Call Bell Accessibility Deficiency
Penalty
Summary
The facility failed to ensure that call bells were within reach for one of the residents reviewed, identified as Resident R1. The facility's policy, dated April 1, 2022, mandates that residents must have access to call bells at all times, ensuring they are within reach before staff leave the resident's room. Resident R1, admitted on April 10, 2025, had a history of cerebral infarction (stroke) resulting in left side weakness and was aphasic, making them non-verbal. The resident was assessed as dependent on staff for all self-care needs, including eating, toileting, bathing, dressing, bed mobility, and transfers. An interview with Resident R1's family revealed that the call bell was positioned on the resident's right side, which was paralyzed, rendering the resident unable to use it.

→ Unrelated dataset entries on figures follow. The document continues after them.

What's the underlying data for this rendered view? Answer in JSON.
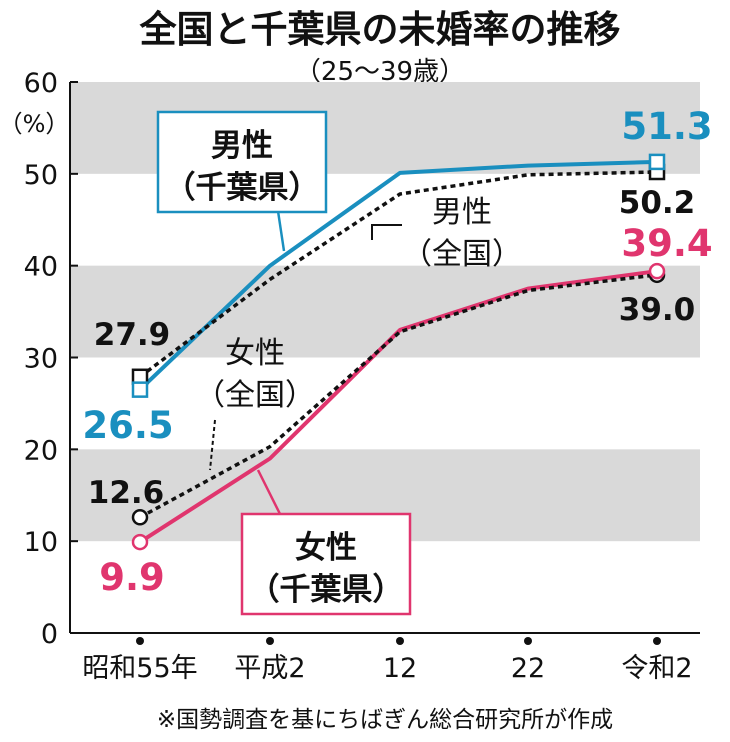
{
  "title": "全国と千葉県の未婚率の推移",
  "subtitle": "（25～39歳）",
  "unit_label": "（%）",
  "note": "※国勢調査を基にちばぎん総合研究所が作成",
  "colors": {
    "male_chiba": "#1a8fbf",
    "female_chiba": "#e0356e",
    "national": "#111111",
    "band": "#d9d9d9"
  },
  "chart_data": {
    "type": "line",
    "title": "全国と千葉県の未婚率の推移",
    "subtitle": "（25～39歳）",
    "xlabel": "",
    "ylabel": "（%）",
    "categories": [
      "昭和55年",
      "平成2",
      "12",
      "22",
      "令和2"
    ],
    "ylim": [
      0,
      60
    ],
    "yticks": [
      0,
      10,
      20,
      30,
      40,
      50,
      60
    ],
    "grid": "alternating horizontal bands",
    "series": [
      {
        "key": "male_chiba",
        "name_lines": [
          "男性",
          "（千葉県）"
        ],
        "style": "solid",
        "marker": "square",
        "values": [
          26.5,
          40.0,
          50.1,
          50.9,
          51.3
        ]
      },
      {
        "key": "male_national",
        "name_lines": [
          "男性",
          "（全国）"
        ],
        "style": "dotted",
        "marker": "square",
        "values": [
          27.9,
          38.5,
          47.8,
          49.9,
          50.2
        ]
      },
      {
        "key": "female_chiba",
        "name_lines": [
          "女性",
          "（千葉県）"
        ],
        "style": "solid",
        "marker": "circle",
        "values": [
          9.9,
          19.0,
          33.0,
          37.5,
          39.4
        ]
      },
      {
        "key": "female_national",
        "name_lines": [
          "女性",
          "（全国）"
        ],
        "style": "dotted",
        "marker": "circle",
        "values": [
          12.6,
          20.3,
          32.8,
          37.3,
          39.0
        ]
      }
    ],
    "data_labels": {
      "male_chiba_start": "26.5",
      "male_chiba_end": "51.3",
      "male_national_start": "27.9",
      "male_national_end": "50.2",
      "female_chiba_start": "9.9",
      "female_chiba_end": "39.4",
      "female_national_start": "12.6",
      "female_national_end": "39.0"
    }
  }
}
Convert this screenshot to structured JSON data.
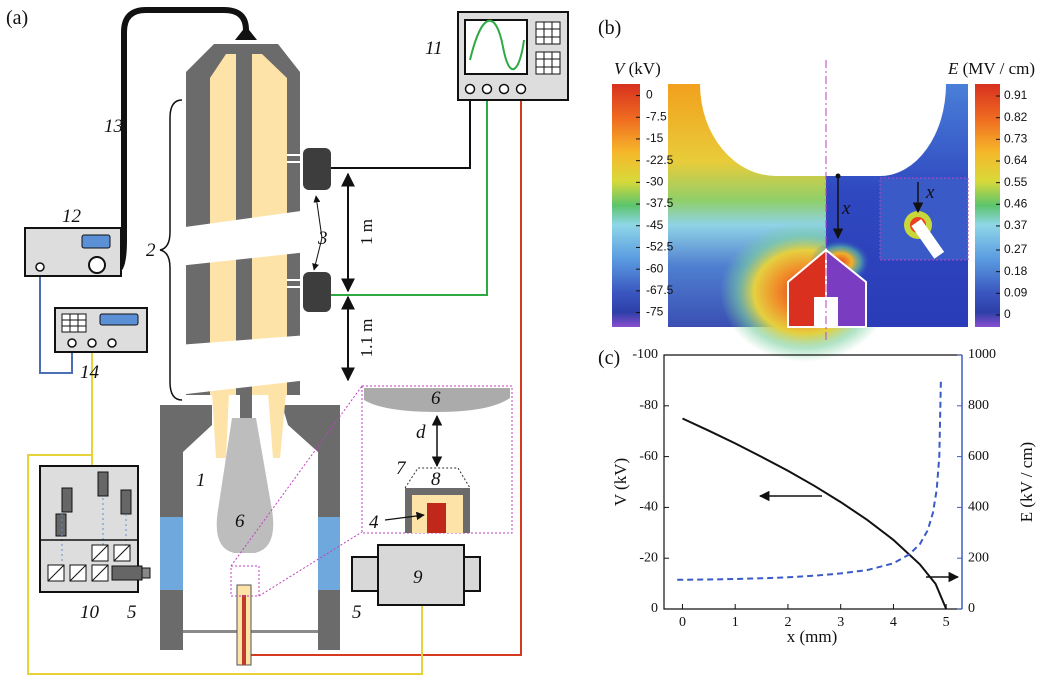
{
  "panel_labels": [
    "(a)",
    "(b)",
    "(c)"
  ],
  "diagram": {
    "labels": [
      "1",
      "2",
      "3",
      "4",
      "5",
      "5",
      "6",
      "6",
      "7",
      "8",
      "9",
      "10",
      "11",
      "12",
      "13",
      "14"
    ],
    "distances": [
      "1 m",
      "1.1 m"
    ],
    "gap_label": "d"
  },
  "field_map": {
    "v_colorbar": {
      "symbol": "V",
      "unit": "(kV)",
      "lim": [
        -80,
        4
      ],
      "ticks": [
        0,
        -7.5,
        -15,
        -22.5,
        -30,
        -37.5,
        -45,
        -52.5,
        -60,
        -67.5,
        -75
      ]
    },
    "e_colorbar": {
      "symbol": "E",
      "unit": "(MV / cm)",
      "lim": [
        -0.05,
        0.96
      ],
      "ticks": [
        0.91,
        0.82,
        0.73,
        0.64,
        0.55,
        0.46,
        0.37,
        0.27,
        0.18,
        0.09,
        0
      ]
    },
    "distance_labels": [
      "x",
      "x"
    ]
  },
  "chart_data": {
    "type": "line",
    "x_label": "x (mm)",
    "y_label": "V (kV)",
    "y2_label": "E (kV / cm)",
    "xlim": [
      -0.35,
      5.3
    ],
    "ylim": [
      0,
      -100
    ],
    "y2lim": [
      0,
      1000
    ],
    "xticks": [
      0,
      1,
      2,
      3,
      4,
      5
    ],
    "yticks": [
      0,
      -20,
      -40,
      -60,
      -80,
      -100
    ],
    "y2ticks": [
      0,
      200,
      400,
      600,
      800,
      1000
    ],
    "series": [
      {
        "color": "#111111",
        "dashed": false,
        "x": [
          0,
          0.5,
          1,
          1.5,
          2,
          2.5,
          3,
          3.5,
          4,
          4.5,
          4.8,
          5
        ],
        "values": [
          -75,
          -70.2,
          -65.2,
          -59.9,
          -54.4,
          -48.5,
          -42.1,
          -35.1,
          -27.2,
          -17.6,
          -9.9,
          0
        ]
      },
      {
        "color": "#3a5bc7",
        "dashed": true,
        "axis": "y2",
        "x": [
          -0.1,
          0.5,
          1,
          1.5,
          2,
          2.5,
          3,
          3.5,
          4,
          4.3,
          4.5,
          4.65,
          4.75,
          4.82,
          4.87,
          4.9
        ],
        "values": [
          115,
          116,
          118,
          121,
          125,
          131,
          140,
          153,
          180,
          215,
          255,
          310,
          380,
          470,
          600,
          900
        ]
      }
    ]
  }
}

The family member expressed concern that the resident could not call for help when the call bell was placed on their bad side.
Plan Of Correction
Resident R1's call bell has been positioned to enable the resident access to call for staff assistance. Current residents were audited to ensure they have access to their call bell and are able to use it properly. Current nursing staff have been educated to ensure that residents' call bells are in reach and that the residents' are able to properly use the call bell. NHA or designee will conduct random audits of (10) resident rooms weekly x 4 weeks and then monthly x 2 months to ensure call bells are positioned to enable residents to call for staff assistance. Results of audits will be reported in monthly QAPI Meetings for further recommendations.